Hidup pada era modern atau milenial seperti sekarang ini memang tak mudah. Gaya hidup yang serba materialistis dan konsumtif membuat tak sedikit orang yang terjebak dalam jeratan riba dan lilitan utang. Demi memenuhi hasrat cinta dunianya yang berlebihan itu, mereka pun rela menggadaikan segalanya, bahkan hingga kehormatan dan akidah sekalipun. Naudzubillahi mindzalik.
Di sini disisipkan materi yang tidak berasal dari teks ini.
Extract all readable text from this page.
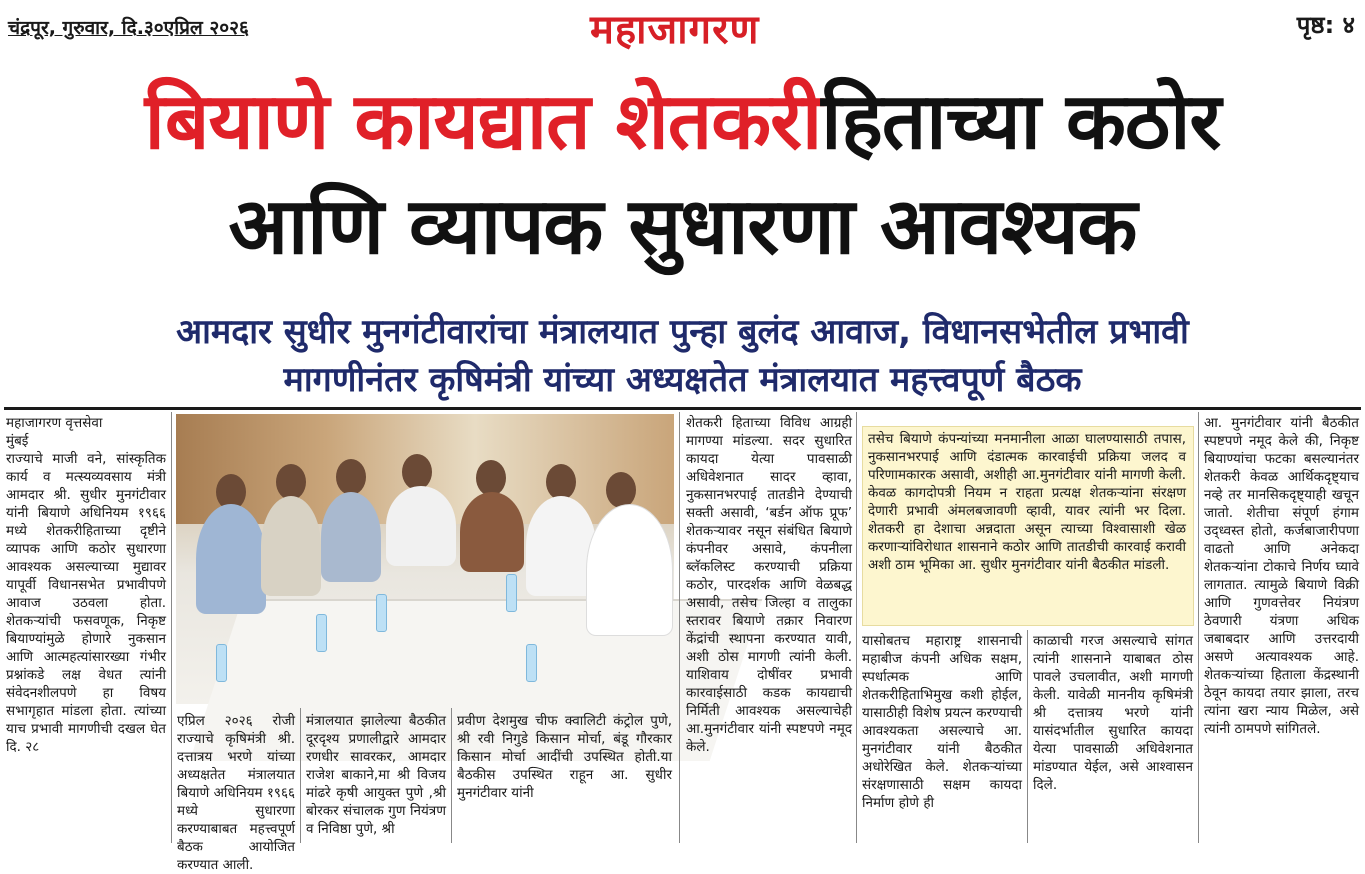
चंद्रपूर, गुरुवार, दि.३०एप्रिल २०२६	महाजागरण	पृष्ठ: ४
बियाणे कायद्यात शेतकरीहिताच्या कठोर
आणि व्यापक सुधारणा आवश्यक
आमदार सुधीर मुनगंटीवारांचा मंत्रालयात पुन्हा बुलंद आवाज, विधानसभेतील प्रभावी
मागणीनंतर कृषिमंत्री यांच्या अध्यक्षतेत मंत्रालयात महत्त्वपूर्ण बैठक

महाजागरण वृत्तसेवा

मुंबई

राज्याचे माजी वने, सांस्कृतिक कार्य व मत्स्यव्यवसाय मंत्री आमदार श्री. सुधीर मुनगंटीवार यांनी बियाणे अधिनियम १९६६ मध्ये शेतकरीहिताच्या दृष्टीने व्यापक आणि कठोर सुधारणा आवश्यक असल्याच्या मुद्यावर यापूर्वी विधानसभेत प्रभावीपणे आवाज उठवला होता. शेतकऱ्यांची फसवणूक, निकृष्ट बियाण्यांमुळे होणारे नुकसान आणि आत्महत्यांसारख्या गंभीर प्रश्नांकडे लक्ष वेधत त्यांनी संवेदनशीलपणे हा विषय सभागृहात मांडला होता. त्यांच्या याच प्रभावी मागणीची दखल घेत दि. २८

एप्रिल २०२६ रोजी राज्याचे कृषिमंत्री श्री. दत्तात्रय भरणे यांच्या अध्यक्षतेत मंत्रालयात बियाणे अधिनियम १९६६ मध्ये सुधारणा करण्याबाबत महत्त्वपूर्ण बैठक आयोजित करण्यात आली.

मंत्रालयात झालेल्या बैठकीत दूरदृश्य प्रणालीद्वारे आमदार रणधीर सावरकर, आमदार राजेश बाकाने,मा श्री विजय मांढरे कृषी आयुक्त पुणे ,श्री बोरकर संचालक गुण नियंत्रण व निविष्ठा पुणे, श्री

प्रवीण देशमुख चीफ क्वालिटी कंट्रोल पुणे, श्री रवी निगुडे किसान मोर्चा, बंडू गौरकार किसान मोर्चा आदींची उपस्थित होती.या बैठकीस उपस्थित राहून आ. सुधीर मुनगंटीवार यांनी

शेतकरी हिताच्या विविध आग्रही मागण्या मांडल्या. सदर सुधारित कायदा येत्या पावसाळी अधिवेशनात सादर व्हावा, नुकसानभरपाई तातडीने देण्याची सक्ती असावी, ‘बर्डन ऑफ प्रूफ’ शेतकऱ्यावर नसून संबंधित बियाणे कंपनीवर असावे, कंपनीला ब्लॅकलिस्ट करण्याची प्रक्रिया कठोर, पारदर्शक आणि वेळबद्ध असावी, तसेच जिल्हा व तालुका स्तरावर बियाणे तक्रार निवारण केंद्रांची स्थापना करण्यात यावी, अशी ठोस मागणी त्यांनी केली. याशिवाय दोषींवर प्रभावी कारवाईसाठी कडक कायद्याची निर्मिती आवश्यक असल्याचेही आ.मुनगंटीवार यांनी स्पष्टपणे नमूद केले.

तसेच बियाणे कंपन्यांच्या मनमानीला आळा घालण्यासाठी तपास, नुकसानभरपाई आणि दंडात्मक कारवाईची प्रक्रिया जलद व परिणामकारक असावी, अशीही आ.मुनगंटीवार यांनी मागणी केली. केवळ कागदोपत्री नियम न राहता प्रत्यक्ष शेतकऱ्यांना संरक्षण देणारी प्रभावी अंमलबजावणी व्हावी, यावर त्यांनी भर दिला. शेतकरी हा देशाचा अन्नदाता असून त्याच्या विश्वासाशी खेळ करणाऱ्यांविरोधात शासनाने कठोर आणि तातडीची कारवाई करावी अशी ठाम भूमिका आ. सुधीर मुनगंटीवार यांनी बैठकीत मांडली.

यासोबतच महाराष्ट्र शासनाची महाबीज कंपनी अधिक सक्षम, स्पर्धात्मक आणि शेतकरीहिताभिमुख कशी होईल, यासाठीही विशेष प्रयत्न करण्याची आवश्यकता असल्याचे आ. मुनगंटीवार यांनी बैठकीत अधोरेखित केले. शेतकऱ्यांच्या संरक्षणासाठी सक्षम कायदा निर्माण होणे ही

काळाची गरज असल्याचे सांगत त्यांनी शासनाने याबाबत ठोस पावले उचलावीत, अशी मागणी केली. यावेळी माननीय कृषिमंत्री श्री दत्तात्रय भरणे यांनी यासंदर्भातील सुधारित कायदा येत्या पावसाळी अधिवेशनात मांडण्यात येईल, असे आश्वासन दिले.

आ. मुनगंटीवार यांनी बैठकीत स्पष्टपणे नमूद केले की, निकृष्ट बियाण्यांचा फटका बसल्यानंतर शेतकरी केवळ आर्थिकदृष्ट्याच नव्हे तर मानसिकदृष्ट्याही खचून जातो. शेतीचा संपूर्ण हंगाम उद्ध्वस्त होतो, कर्जबाजारीपणा वाढतो आणि अनेकदा शेतकऱ्यांना टोकाचे निर्णय घ्यावे लागतात. त्यामुळे बियाणे विक्री आणि गुणवत्तेवर नियंत्रण ठेवणारी यंत्रणा अधिक जबाबदार आणि उत्तरदायी असणे अत्यावश्यक आहे. शेतकऱ्यांच्या हिताला केंद्रस्थानी ठेवून कायदा तयार झाला, तरच त्यांना खरा न्याय मिळेल, असे त्यांनी ठामपणे सांगितले.
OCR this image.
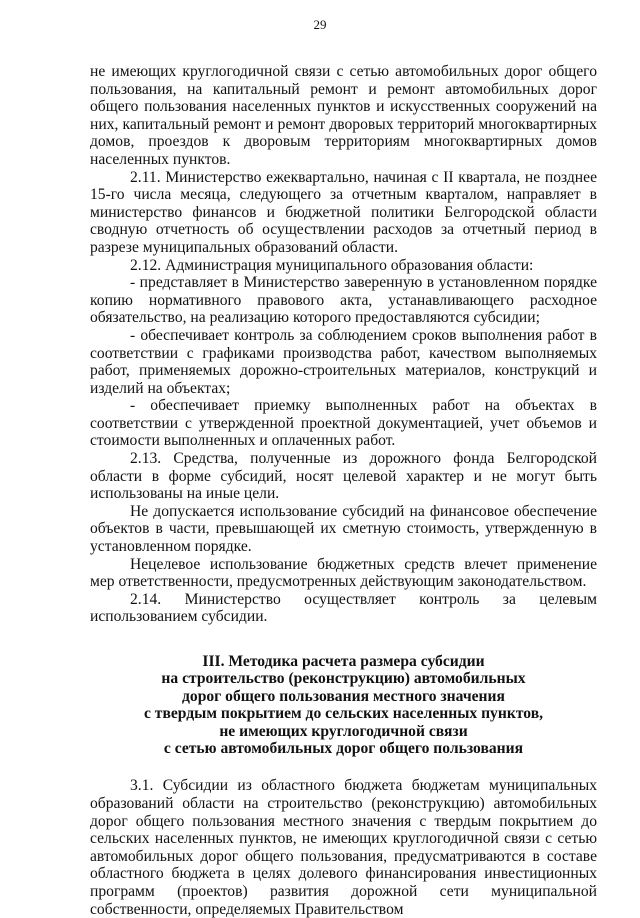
29

не имеющих круглогодичной связи с сетью автомобильных дорог общего пользования, на капитальный ремонт и ремонт автомобильных дорог общего пользования населенных пунктов и искусственных сооружений на них, капитальный ремонт и ремонт дворовых территорий многоквартирных домов, проездов к дворовым территориям многоквартирных домов населенных пунктов.

2.11. Министерство ежеквартально, начиная с II квартала, не позднее 15-го числа месяца, следующего за отчетным кварталом, направляет в министерство финансов и бюджетной политики Белгородской области сводную отчетность об осуществлении расходов за отчетный период в разрезе муниципальных образований области.

2.12. Администрация муниципального образования области:

- представляет в Министерство заверенную в установленном порядке копию нормативного правового акта, устанавливающего расходное обязательство, на реализацию которого предоставляются субсидии;

- обеспечивает контроль за соблюдением сроков выполнения работ в соответствии с графиками производства работ, качеством выполняемых работ, применяемых дорожно-строительных материалов, конструкций и изделий на объектах;

- обеспечивает приемку выполненных работ на объектах в соответствии с утвержденной проектной документацией, учет объемов и стоимости выполненных и оплаченных работ.

2.13. Средства, полученные из дорожного фонда Белгородской области в форме субсидий, носят целевой характер и не могут быть использованы на иные цели.

Не допускается использование субсидий на финансовое обеспечение объектов в части, превышающей их сметную стоимость, утвержденную в установленном порядке.

Нецелевое использование бюджетных средств влечет применение мер ответственности, предусмотренных действующим законодательством.

2.14. Министерство осуществляет контроль за целевым использованием субсидии.

III. Методика расчета размера субсидии
на строительство (реконструкцию) автомобильных
дорог общего пользования местного значения
с твердым покрытием до сельских населенных пунктов,
не имеющих круглогодичной связи
с сетью автомобильных дорог общего пользования

3.1. Субсидии из областного бюджета бюджетам муниципальных образований области на строительство (реконструкцию) автомобильных дорог общего пользования местного значения с твердым покрытием до сельских населенных пунктов, не имеющих круглогодичной связи с сетью автомобильных дорог общего пользования, предусматриваются в составе областного бюджета в целях долевого финансирования инвестиционных программ (проектов) развития дорожной сети муниципальной собственности, определяемых Правительством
Seseorang yang sudah terjerat dalam jebakan riba dan utang niscaya hidupnya akan jauh dari rahmat dan barokah dari Allah subhanahu wa ta’ala. Pasalnya, bagaimana hidupnya akan berkah dan dirahmati Allah kalau perbuatannya yang ada justru menantang perang Sang Pencipta.
فَإِنْ لَمْ تَفْعَلُوا فَأْذَنُوا بِحَرْبٍ مِنَ اللَّهِ وَرَسُولِهِ وَإِنْ تُبْتُمْ فَلَكُمْ رُءُوسُ أَمْوَالِكُمْ لَا تَظْلِمُونَ وَلَا تُظْلَمُونَ
“Maka jika kamu tidak mengerjakan (meninggalkan sisa riba), maka ketahuilah, bahwa Allah dan Rasul-Nya akan memerangimu. Dan jika kamu bertaubat (dari pengambilan riba), maka bagimu pokok hartamu; kamu tidak menganiaya dan tidak (pula) dianiaya.” (QS. Al-Baqarah: 279)
Begitu pula dengan perilaku berutang yang pada zaman milenial sekarang ini tampaknya sudah menjadi gaya hidup bagi sebagian orang. Tentu saja hal tersebut, sangat tercela jika seseorang berutang bukan karena terpaksa untuk memenuhi kebutuhan primer/pokok, melainkan hanya untuk memenuhi gaya hidup atau kebutuhan tersier. Padahal, perbuatan tersebut sangat tidak baik dan termasuk perilaku buruk bagi seorang muslim, khususnya.
Dalam sejumlah hadis, Rasulullah peringatkan kaum muslimin akan tiga dampak buruk yang diakibatkan oleh UTANG. Berikut di antaranya:
- Menjadikan seseorang suka berdusta dan ingkar janji
Rasulullah Shallallahu’alaihi Wasallam bersabda: “Sesungguhnya seseorang apabila berhutang, maka dia sering berkata lantas berdusta, dan berjanji lantas mengingkari” (HR. Al-Bukhari).
- Menyebabkan kesedihan pada malam hari dan kehinaan siang harinya
Dalam sebuah riwayat, disebutkan bahwa Rasulullah Shallallahu’alaihi Wasallam menolak untuk menshalatkan jenazah seseorang yang diketahui masih meninggalkan utang dan tidak meninggalkan harta untuk membayarnya.
- Dosa orang yang memiliki utang tidak terhapuskan sekalipun dia mati syahid sebagai syuhada.
Abdullah bin ‘Amr bin Al-‘Ash radhiallah ‘anhu meriwayatkan bahwasanya Rasulullah Shallallahu’alaihi Wasallam bersabda, “Akan diampuni seluruh dosa orang yang mati syahid, kecuali utang.” (HR. Muslim)
Jadi, masih berani berutang? Yuk kita tinggalkan konsep hidup mewah dengan berutang, apalagi riba, dan kembali dengan hidup qona’ah, sejahtera dalam naungan syariat Allah subhanahu wa ta’ala.
Alhamdulillah bisa bertambah ilmu, saya saat ini sedang belajar untuk meninggalkan riba dan tidak ingin membuka kembali.
Namun bagaimana ya kalo berhutang tapi tidak riba untuk menyekolahkan anak?
Alhamdulillah.. aamiin semoga istikomah dan dimudahkan segala urusannya sama Allah ya Bu. Selama berutang itu untuk memenuhi kebutuhan pokok/primer, seperti halnya pendidikan/sekolah anak, insya Allah bukan hal yang tercela ya Bu. Semoga bermanfaat.